3. Pattern: Picking the right sort of database access pattern

There are a number of different ways we can form your EF database access inside an application, with different levels of hiding the EF access code from the rest of the application. In the figure below I show four different data access patterns.

The four types of database access patterns are:

  1. Repository + Unit of Work (Repo+UOW). This hides all the EF Core behind code that provides a different interface to EF. The idea being you could replace EF with another database access framework with no change to the methods that call the Repo+UOW.
  2. EF repository. This is a repository patterns that doesn’t try and hide the EF code like the Repo+UOW pattern does. EF repositories assume that you as developer know the rules of EF, such as using tracked entities and calling SaveChanges for updates, and you will abide by them.
  3. Query Object. Query objects encapsulate the code for a database query, that is a database read. They hold the whole code for a query or for complex queries it might hold part of a query. Query objects are normally built as extension methods with IQueryable<T> inputs and outputs so that they can be chained together to build more complex queries.
  4. Direct calls to EF. This represents the case where you simply place the EF code you need in the method that needs it. For instance, all the EF code to build a list of books would be in the ASP.NET action method that shows that list.

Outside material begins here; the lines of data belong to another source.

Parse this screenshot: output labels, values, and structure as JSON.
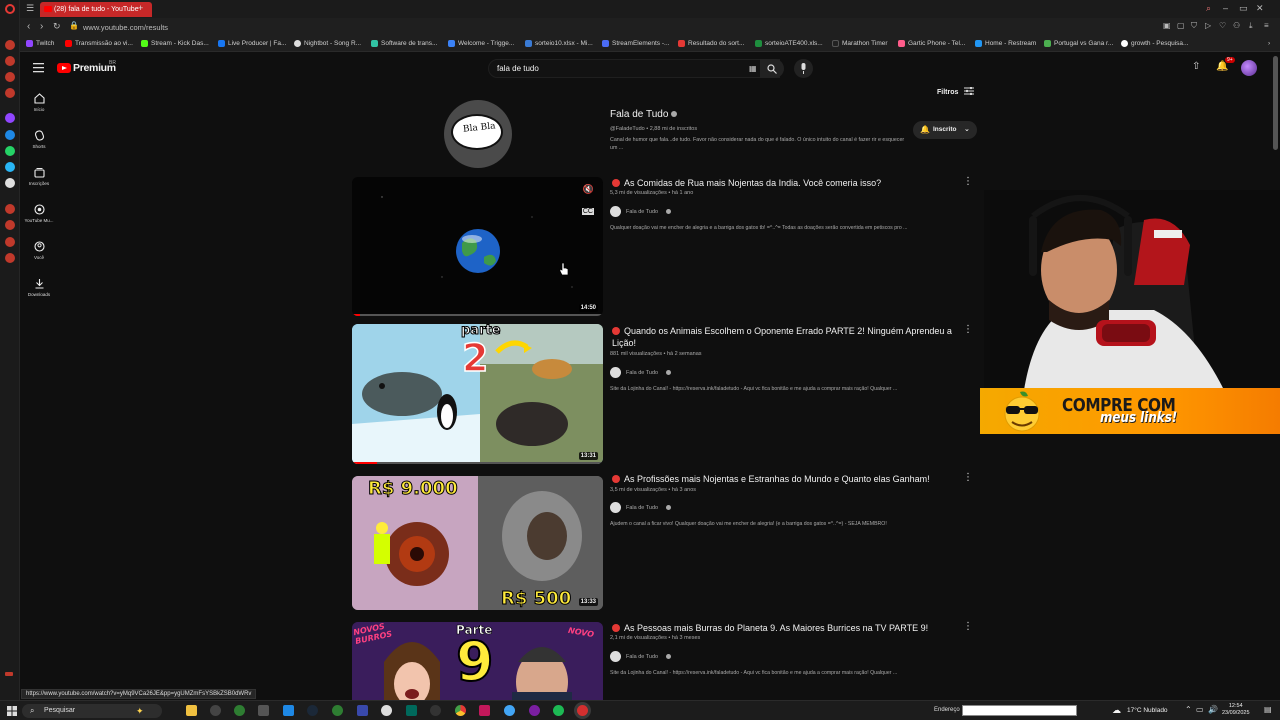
{
  "browser": {
    "active_tab_title": "(28) fala de tudo - YouTube",
    "url": "www.youtube.com/results",
    "bookmarks": [
      {
        "label": "Twitch",
        "color": "#9146ff"
      },
      {
        "label": "Transmissão ao vi...",
        "color": "#ff0000"
      },
      {
        "label": "Stream - Kick Das...",
        "color": "#53fc18"
      },
      {
        "label": "Live Producer | Fa...",
        "color": "#1877f2"
      },
      {
        "label": "Nightbot - Song R...",
        "color": "#dddddd"
      },
      {
        "label": "Software de trans...",
        "color": "#32c3a4"
      },
      {
        "label": "Welcome - Trigge...",
        "color": "#3b82f6"
      },
      {
        "label": "sorteio10.xlsx - Mi...",
        "color": "#3a7bd5"
      },
      {
        "label": "StreamElements -...",
        "color": "#4b6cf5"
      },
      {
        "label": "Resultado do sort...",
        "color": "#e53935"
      },
      {
        "label": "sorteioATE400.xls...",
        "color": "#1e8e3e"
      },
      {
        "label": "Marathon Timer",
        "color": "#222222"
      },
      {
        "label": "Gartic Phone - Tel...",
        "color": "#ff5c8a"
      },
      {
        "label": "Home - Restream",
        "color": "#2196f3"
      },
      {
        "label": "Portugal vs Gana r...",
        "color": "#4caf50"
      },
      {
        "label": "growth - Pesquisa...",
        "color": "#ffffff"
      }
    ]
  },
  "youtube": {
    "logo_text": "Premium",
    "logo_region": "BR",
    "search_query": "fala de tudo",
    "filters_label": "Filtros",
    "guide": [
      {
        "label": "Início",
        "icon": "home-icon"
      },
      {
        "label": "Shorts",
        "icon": "shorts-icon"
      },
      {
        "label": "Inscrições",
        "icon": "subscriptions-icon"
      },
      {
        "label": "YouTube Mu...",
        "icon": "music-icon"
      },
      {
        "label": "Você",
        "icon": "you-icon"
      },
      {
        "label": "Downloads",
        "icon": "download-icon"
      }
    ],
    "notifications_badge": "9+",
    "channel": {
      "name": "Fala de Tudo",
      "avatar_text": "Bla Bla",
      "handle_line": "@FaladeTudo • 2,88 mi de inscritos",
      "description": "Canal de humor que fala...de tudo. Favor não considerar nada do que é falado. O único intuito do canal é fazer rir e esquecer um ...",
      "subscribe_label": "Inscrito"
    },
    "videos": [
      {
        "title": "As Comidas de Rua mais Nojentas da India. Você comeria isso?",
        "meta": "5,3 mi de visualizações • há 1 ano",
        "channel": "Fala de Tudo",
        "description": "Qualquer doação vai me encher de alegria e a barriga dos gatos tb! =^..^= Todas as doações serão convertida em petiscos pro ...",
        "duration": "14:50"
      },
      {
        "title": "Quando os Animais Escolhem o Oponente Errado PARTE 2! Ninguém Aprendeu a Lição!",
        "meta": "881 mil visualizações • há 2 semanas",
        "channel": "Fala de Tudo",
        "description": "Site da Lojinha do Canal! - https://reserva.ink/faladetudo - Aqui vc fica bonitão e me ajuda a comprar mais ração! Qualquer ...",
        "duration": "13:31",
        "thumb_text": [
          "parte",
          "2"
        ]
      },
      {
        "title": "As Profissões mais Nojentas e Estranhas do Mundo e Quanto elas Ganham!",
        "meta": "3,5 mi de visualizações • há 3 anos",
        "channel": "Fala de Tudo",
        "description": "Ajudem o canal a ficar vivo! Qualquer doação vai me encher de alegria! (e a barriga dos gatos =^..^=) - SEJA MEMBRO!",
        "duration": "13:33",
        "thumb_text": [
          "R$ 9.000",
          "R$ 500"
        ]
      },
      {
        "title": "As Pessoas mais Burras do Planeta 9. As Maiores Burrices na TV PARTE 9!",
        "meta": "2,1 mi de visualizações • há 3 meses",
        "channel": "Fala de Tudo",
        "description": "Site da Lojinha do Canal! - https://reserva.ink/faladetudo - Aqui vc fica bonitão e me ajuda a comprar mais ração! Qualquer ...",
        "thumb_text": [
          "NOVOS BURROS",
          "Parte",
          "9",
          "NOVO"
        ]
      }
    ],
    "status_link": "https://www.youtube.com/watch?v=yMq9VCa26JE&pp=ygUMZmFsYSBkZSB0dWRv"
  },
  "overlay": {
    "promo_line1": "COMPRE COM",
    "promo_line2": "meus links!"
  },
  "taskbar": {
    "search_placeholder": "Pesquisar",
    "address_label": "Endereço",
    "weather": "17°C  Nublado",
    "time": "12:54",
    "date": "23/09/2025"
  }
}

NOTE: AS I said earlier I have created a library called GenericServices for EF6.x (and EF Core in the future). This is a form of EF repository.

I used the Repo+UOW pattern, which was the recommended approach at the time, in a big project in 2014 – and I found it was really hard work. I and many others realised Repo+UOW wasn’t the way to go – see my article ‘Is the Repository pattern useful with Entity Framework?’. The Repo+UOW can be a valid pattern in some cases where hiding of the certain part of the data is needed, but I think there are better ways to do this with some of the new EF Core features, such as backing fields.

At the other end of the spectrum is the direct calls to EF in the method that needs it. This fails the separation of concerns principal because the database code is mixed in with other code not directly involved in database issues.

So, having ruled out the two extremes I would recommend:

  • Query Objects for building queries, often breaking down large queries into a series of query objects. The previous listing in this article of the method called MapBookToDto, which is a query object. I cover query objects in chapter 2 of my book.
  • For Create, Update and Delete (and business logic which I cover later) I use a EF repository pattern, that is, I create a method that encapsulates the EF database access. This isolates the EF code and makes it easier to refactor or performance tune that code.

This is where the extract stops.